Electric Frankenstein
How To Make A Monster (Victory)

by Marc Hirsh

originally published in Space City Rock, Fall 2000

On the evidence of their full length debut, Electric Frankenstein is that strange rarity in rock 'n' roll, a band seemingly more influenced by the junk culture of movies and TV than by the music of their forebears. How To Make A Monster is littered with samples of dialogue from horror and B-movie sources (including, oddly enough, Mallrats, if I hear correctly), so that 1950's stiff-backed scientist types interject precautionary statements about things like "the unmistakable smell of female" in odd places between and occasionally during songs.
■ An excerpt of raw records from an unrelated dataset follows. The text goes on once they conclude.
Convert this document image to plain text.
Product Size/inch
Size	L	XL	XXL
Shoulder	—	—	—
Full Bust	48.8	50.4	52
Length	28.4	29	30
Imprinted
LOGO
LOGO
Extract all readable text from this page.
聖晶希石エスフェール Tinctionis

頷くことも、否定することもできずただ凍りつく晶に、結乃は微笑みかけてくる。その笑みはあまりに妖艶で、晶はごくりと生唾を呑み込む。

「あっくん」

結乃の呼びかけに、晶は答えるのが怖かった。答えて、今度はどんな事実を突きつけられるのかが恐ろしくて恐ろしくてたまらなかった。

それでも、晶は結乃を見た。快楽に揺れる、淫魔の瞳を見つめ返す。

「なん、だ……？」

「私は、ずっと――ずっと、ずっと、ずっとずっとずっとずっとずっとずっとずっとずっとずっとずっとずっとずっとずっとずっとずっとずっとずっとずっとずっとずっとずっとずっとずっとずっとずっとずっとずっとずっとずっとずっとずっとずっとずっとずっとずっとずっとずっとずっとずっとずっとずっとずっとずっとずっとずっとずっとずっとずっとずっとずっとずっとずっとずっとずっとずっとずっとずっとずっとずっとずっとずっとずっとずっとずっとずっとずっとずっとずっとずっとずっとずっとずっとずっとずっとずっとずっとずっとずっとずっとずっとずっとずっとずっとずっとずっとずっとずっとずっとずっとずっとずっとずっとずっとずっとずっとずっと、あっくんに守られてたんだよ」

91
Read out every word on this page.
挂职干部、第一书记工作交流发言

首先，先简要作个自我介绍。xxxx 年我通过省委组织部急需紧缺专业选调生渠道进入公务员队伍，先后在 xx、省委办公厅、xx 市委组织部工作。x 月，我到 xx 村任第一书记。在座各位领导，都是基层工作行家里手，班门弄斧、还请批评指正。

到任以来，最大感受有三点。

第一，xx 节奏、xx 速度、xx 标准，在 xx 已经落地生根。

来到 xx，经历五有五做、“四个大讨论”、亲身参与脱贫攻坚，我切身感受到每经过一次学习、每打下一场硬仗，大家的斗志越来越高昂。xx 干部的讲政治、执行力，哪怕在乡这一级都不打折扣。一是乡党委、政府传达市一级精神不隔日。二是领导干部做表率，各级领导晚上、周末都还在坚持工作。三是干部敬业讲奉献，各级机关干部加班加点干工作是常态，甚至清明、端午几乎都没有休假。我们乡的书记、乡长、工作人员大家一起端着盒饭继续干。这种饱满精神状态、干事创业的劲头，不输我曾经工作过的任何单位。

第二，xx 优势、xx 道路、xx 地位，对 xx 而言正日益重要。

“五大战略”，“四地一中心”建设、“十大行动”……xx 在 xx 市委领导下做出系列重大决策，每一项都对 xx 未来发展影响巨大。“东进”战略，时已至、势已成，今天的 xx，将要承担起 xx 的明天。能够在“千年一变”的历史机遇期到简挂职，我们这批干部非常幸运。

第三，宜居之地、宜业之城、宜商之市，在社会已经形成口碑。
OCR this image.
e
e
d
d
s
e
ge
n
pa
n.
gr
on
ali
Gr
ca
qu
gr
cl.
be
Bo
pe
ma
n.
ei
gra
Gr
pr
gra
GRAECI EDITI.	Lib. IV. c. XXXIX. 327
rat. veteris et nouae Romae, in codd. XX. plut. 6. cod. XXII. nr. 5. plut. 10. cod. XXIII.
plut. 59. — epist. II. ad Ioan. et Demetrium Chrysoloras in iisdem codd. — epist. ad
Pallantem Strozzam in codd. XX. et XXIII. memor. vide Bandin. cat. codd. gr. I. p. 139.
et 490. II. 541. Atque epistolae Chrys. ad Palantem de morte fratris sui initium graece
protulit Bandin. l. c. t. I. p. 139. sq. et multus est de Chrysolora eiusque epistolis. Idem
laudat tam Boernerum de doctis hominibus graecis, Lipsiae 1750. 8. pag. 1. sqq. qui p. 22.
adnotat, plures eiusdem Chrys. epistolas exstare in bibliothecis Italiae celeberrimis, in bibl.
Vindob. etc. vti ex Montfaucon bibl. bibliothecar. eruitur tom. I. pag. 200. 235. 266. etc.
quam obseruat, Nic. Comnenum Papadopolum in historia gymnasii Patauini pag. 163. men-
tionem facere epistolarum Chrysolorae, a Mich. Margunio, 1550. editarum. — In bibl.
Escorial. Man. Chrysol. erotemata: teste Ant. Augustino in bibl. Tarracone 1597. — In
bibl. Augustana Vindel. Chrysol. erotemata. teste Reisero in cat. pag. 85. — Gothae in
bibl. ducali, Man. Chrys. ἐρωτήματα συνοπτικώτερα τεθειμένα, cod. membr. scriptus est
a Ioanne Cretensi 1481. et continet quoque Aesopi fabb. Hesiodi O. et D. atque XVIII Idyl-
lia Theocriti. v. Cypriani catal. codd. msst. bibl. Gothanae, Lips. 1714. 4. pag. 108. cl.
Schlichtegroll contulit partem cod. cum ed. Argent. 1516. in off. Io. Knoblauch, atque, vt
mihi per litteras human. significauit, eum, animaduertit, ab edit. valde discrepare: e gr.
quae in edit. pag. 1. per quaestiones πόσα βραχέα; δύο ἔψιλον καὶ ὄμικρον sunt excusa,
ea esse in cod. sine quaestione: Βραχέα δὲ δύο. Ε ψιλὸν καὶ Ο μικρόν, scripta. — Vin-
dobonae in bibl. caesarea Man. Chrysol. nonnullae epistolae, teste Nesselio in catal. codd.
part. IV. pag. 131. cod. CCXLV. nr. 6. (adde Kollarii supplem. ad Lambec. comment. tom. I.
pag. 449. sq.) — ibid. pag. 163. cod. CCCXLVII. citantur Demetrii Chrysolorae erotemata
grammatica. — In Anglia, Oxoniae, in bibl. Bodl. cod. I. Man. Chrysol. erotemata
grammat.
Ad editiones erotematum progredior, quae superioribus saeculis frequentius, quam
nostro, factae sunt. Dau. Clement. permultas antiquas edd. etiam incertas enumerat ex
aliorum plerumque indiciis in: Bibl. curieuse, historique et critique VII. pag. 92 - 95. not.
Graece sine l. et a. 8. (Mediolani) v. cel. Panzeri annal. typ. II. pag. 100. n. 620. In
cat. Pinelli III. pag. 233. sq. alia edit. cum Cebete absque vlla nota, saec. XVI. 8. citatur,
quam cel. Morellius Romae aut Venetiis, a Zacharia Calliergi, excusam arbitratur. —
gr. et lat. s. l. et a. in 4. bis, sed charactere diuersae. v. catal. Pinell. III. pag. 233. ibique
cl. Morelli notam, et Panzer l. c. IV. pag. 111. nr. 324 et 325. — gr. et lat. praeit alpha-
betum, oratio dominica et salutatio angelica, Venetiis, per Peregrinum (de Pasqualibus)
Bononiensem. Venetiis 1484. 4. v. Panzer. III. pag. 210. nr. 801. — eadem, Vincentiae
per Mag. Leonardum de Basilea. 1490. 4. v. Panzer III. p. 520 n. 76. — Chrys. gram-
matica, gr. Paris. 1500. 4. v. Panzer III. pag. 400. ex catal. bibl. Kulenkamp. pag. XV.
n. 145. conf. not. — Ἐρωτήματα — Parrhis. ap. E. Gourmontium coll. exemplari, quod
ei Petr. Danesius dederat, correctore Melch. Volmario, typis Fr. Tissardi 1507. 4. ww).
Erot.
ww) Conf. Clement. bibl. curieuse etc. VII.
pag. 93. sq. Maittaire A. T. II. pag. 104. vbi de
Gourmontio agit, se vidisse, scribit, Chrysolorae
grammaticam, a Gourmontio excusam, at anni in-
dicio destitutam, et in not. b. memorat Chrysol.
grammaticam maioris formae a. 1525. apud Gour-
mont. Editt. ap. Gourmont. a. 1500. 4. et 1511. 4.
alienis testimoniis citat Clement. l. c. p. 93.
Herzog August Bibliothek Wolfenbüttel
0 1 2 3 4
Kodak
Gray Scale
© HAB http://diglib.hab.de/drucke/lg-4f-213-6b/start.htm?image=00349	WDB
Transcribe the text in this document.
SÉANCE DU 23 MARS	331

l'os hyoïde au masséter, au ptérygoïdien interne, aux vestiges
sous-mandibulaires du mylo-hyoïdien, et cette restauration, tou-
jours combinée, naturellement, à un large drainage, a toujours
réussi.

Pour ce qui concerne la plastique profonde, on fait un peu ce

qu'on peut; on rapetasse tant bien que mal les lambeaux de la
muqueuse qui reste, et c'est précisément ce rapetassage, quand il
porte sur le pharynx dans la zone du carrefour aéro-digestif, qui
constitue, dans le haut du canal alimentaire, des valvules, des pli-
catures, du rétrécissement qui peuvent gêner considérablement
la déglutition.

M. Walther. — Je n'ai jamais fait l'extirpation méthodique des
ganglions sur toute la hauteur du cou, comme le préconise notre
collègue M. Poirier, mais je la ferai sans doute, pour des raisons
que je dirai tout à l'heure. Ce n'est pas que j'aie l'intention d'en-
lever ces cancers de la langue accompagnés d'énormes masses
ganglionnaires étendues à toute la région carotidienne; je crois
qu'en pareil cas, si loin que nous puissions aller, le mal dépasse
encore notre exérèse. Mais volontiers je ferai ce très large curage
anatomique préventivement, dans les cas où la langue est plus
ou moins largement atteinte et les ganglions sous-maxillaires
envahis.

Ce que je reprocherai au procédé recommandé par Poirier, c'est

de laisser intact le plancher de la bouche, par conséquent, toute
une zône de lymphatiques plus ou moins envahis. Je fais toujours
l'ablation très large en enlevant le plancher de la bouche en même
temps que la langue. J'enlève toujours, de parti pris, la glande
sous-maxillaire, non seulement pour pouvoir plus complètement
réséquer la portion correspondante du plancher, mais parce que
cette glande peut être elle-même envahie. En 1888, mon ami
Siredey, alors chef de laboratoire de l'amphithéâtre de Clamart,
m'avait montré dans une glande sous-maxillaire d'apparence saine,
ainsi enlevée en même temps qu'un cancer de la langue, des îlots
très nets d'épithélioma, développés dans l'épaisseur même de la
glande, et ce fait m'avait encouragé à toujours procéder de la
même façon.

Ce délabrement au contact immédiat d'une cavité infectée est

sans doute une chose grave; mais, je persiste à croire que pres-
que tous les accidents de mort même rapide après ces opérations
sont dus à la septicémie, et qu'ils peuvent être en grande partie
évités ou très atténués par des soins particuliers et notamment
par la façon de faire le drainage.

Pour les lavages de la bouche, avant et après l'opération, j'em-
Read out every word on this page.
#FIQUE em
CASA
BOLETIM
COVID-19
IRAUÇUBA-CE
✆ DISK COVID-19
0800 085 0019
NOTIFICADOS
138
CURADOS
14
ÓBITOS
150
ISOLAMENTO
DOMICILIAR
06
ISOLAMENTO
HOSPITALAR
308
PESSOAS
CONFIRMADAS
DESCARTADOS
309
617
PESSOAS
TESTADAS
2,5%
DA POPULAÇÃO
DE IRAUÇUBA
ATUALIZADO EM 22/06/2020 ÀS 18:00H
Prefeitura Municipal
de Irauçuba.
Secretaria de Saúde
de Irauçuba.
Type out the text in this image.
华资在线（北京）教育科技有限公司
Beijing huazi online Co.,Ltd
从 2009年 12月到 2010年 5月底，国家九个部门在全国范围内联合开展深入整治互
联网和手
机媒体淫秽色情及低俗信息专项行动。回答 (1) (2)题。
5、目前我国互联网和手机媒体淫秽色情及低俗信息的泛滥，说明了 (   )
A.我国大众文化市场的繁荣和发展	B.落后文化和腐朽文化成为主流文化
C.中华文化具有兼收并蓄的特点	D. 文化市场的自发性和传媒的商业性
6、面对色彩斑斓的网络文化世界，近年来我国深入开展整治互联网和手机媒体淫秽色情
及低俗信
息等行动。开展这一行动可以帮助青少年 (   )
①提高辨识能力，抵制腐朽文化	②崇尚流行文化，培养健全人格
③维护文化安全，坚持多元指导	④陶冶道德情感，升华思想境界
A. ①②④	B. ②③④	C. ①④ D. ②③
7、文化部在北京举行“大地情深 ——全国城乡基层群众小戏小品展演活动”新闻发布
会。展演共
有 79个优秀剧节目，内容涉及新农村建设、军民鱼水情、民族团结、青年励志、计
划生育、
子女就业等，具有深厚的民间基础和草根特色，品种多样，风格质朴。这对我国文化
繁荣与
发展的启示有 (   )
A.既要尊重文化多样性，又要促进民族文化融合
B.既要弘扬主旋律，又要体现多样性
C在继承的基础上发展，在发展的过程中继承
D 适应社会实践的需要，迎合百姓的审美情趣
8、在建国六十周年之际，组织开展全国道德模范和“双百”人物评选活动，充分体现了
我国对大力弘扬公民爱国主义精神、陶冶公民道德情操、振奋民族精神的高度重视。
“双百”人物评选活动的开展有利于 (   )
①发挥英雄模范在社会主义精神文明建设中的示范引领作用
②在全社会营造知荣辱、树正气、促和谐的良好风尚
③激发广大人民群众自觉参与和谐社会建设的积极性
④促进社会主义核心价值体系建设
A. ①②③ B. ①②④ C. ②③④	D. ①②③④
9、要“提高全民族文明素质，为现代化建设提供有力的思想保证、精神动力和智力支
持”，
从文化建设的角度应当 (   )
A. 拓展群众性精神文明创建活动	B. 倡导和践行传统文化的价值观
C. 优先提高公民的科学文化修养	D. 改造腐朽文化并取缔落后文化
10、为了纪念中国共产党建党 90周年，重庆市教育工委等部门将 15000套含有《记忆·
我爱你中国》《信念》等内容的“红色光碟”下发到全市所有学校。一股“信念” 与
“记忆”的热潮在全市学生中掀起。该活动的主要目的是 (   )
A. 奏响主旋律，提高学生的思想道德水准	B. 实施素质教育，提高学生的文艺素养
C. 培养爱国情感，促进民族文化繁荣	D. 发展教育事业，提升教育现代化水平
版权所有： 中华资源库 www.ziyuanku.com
Even the first track, "I Was Modern Prometheus," is nothing more than a pre-horror-movie warning dropped in place of, say, an actual song that would cover the same thing.

That may be because the songs don't say a whole lot anyway, and that's certainly not why you'd listen. Electric Frankenstein specializes in 1970s-style fat-bottomed Les-Paul-through-Marshall-stacks riff-rock of the type that used to come wrapped in sleeves with the words "PLAY LOUD" emblazoned on them (often with more than one exclamation point). Problem is, they neglect to actually provide any riffs, opting instead to pound out power chords almost exclusively; I don't think I heard a single major chord on the album. Every song whizzes by at exactly the same velocity until they blur into one another. It's kind of like what Raw Power would've been like if the first four bars of "Search & Destroy" were repeated ad infinitum. How To Make A Monster shows that Electric Frankenstein have power. Now they just need to find something to plug into.